Posts Tagged ‘wall street bank’

The Facebook Fraudster, and the Key To Prosecuting the Robosigners

Friday, November 2nd, 2012

Roy Oppenheim’s commentary was originally published on Yahoo! Homes and is being republished on South Florida Law Blog with their permission.

I love hypocrisy, and try as a I might, I can not escape it.

Here is the latest, and it is a rich one. Federal prosecutors have decided to indict a fraudster who tried to bilk Mark Zuckerberg, founder of Facebook.

Paul Ceglia claimed he had a contract where Zuckerberg gave him half the company years ago in exchange from some coding he did for the young college entrepreneur.

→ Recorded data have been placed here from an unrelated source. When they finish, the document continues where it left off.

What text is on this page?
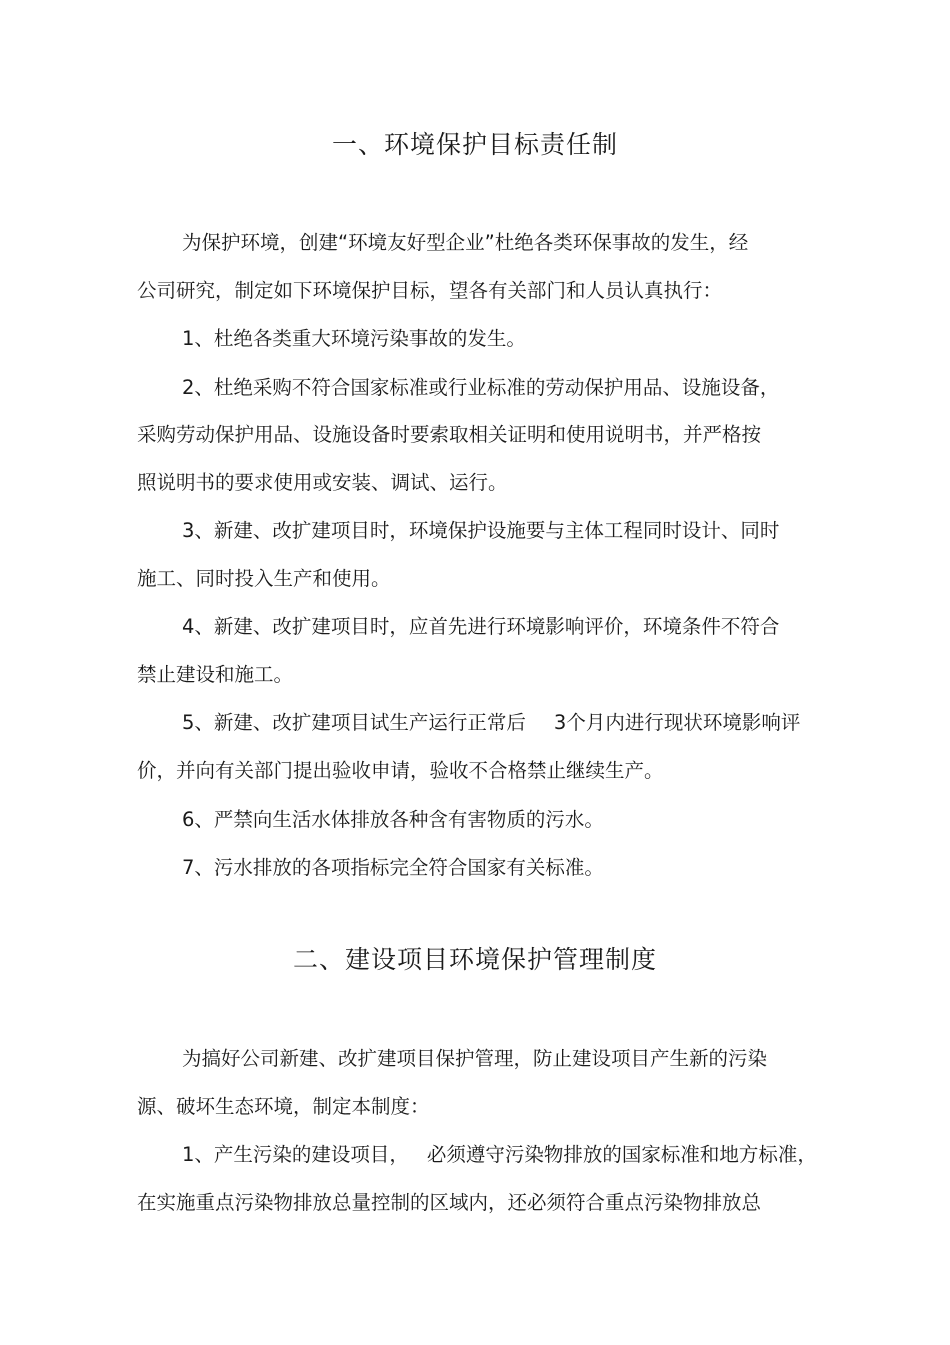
一、环境保护目标责任制
为保护环境，创建“环境友好型企业”杜绝各类环保事故的发生，经
公司研究，制定如下环境保护目标，望各有关部门和人员认真执行：
1、杜绝各类重大环境污染事故的发生。
2、杜绝采购不符合国家标准或行业标准的劳动保护用品、设施设备，
采购劳动保护用品、设施设备时要索取相关证明和使用说明书，并严格按
照说明书的要求使用或安装、调试、运行。
3、新建、改扩建项目时，环境保护设施要与主体工程同时设计、同时
施工、同时投入生产和使用。
4、新建、改扩建项目时，应首先进行环境影响评价，环境条件不符合
禁止建设和施工。
5、新建、改扩建项目试生产运行正常后 3个月内进行现状环境影响评
价，并向有关部门提出验收申请，验收不合格禁止继续生产。
6、严禁向生活水体排放各种含有害物质的污水。
7、污水排放的各项指标完全符合国家有关标准。
二、建设项目环境保护管理制度
为搞好公司新建、改扩建项目保护管理，防止建设项目产生新的污染
源、破坏生态环境，制定本制度：
1、产生污染的建设项目， 必须遵守污染物排放的国家标准和地方标准，
在实施重点污染物排放总量控制的区域内，还必须符合重点污染物排放总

Fast forward and now Ceglia has been accused of being a decent forger but not as good as Frank Abagnale Jr. (the con-man who was memorialized by Leonardo DiCaprio in Catch Me If You Can“).

The U.S. attorney’s office in Manhattan arrested Ceglia, alleging he faked part of that contract by forging it from parts of a real contract he had with Zuckerberg to work on another site that had nothing to do with Facebook.

If you believe the U.S. attorney’s office, Ceglia is the fed’s version of Abagnale 2.0, a huckster out to make billions at the expense of others.

Here’s what U.S. Attorney Preet Bharara said in a press release announcing Ceglia’s arrest, after claiming that he doctored, fabricated, and destroyed evidence involved with his initial lawsuit: “Ceglia’s alleged conduct not only constitutes a massive fraud attempt, but also an attempted corruption of our legal system through the manufacture of false evidence. That is always intolerable.”

And that is where I nearly fell out of my chair.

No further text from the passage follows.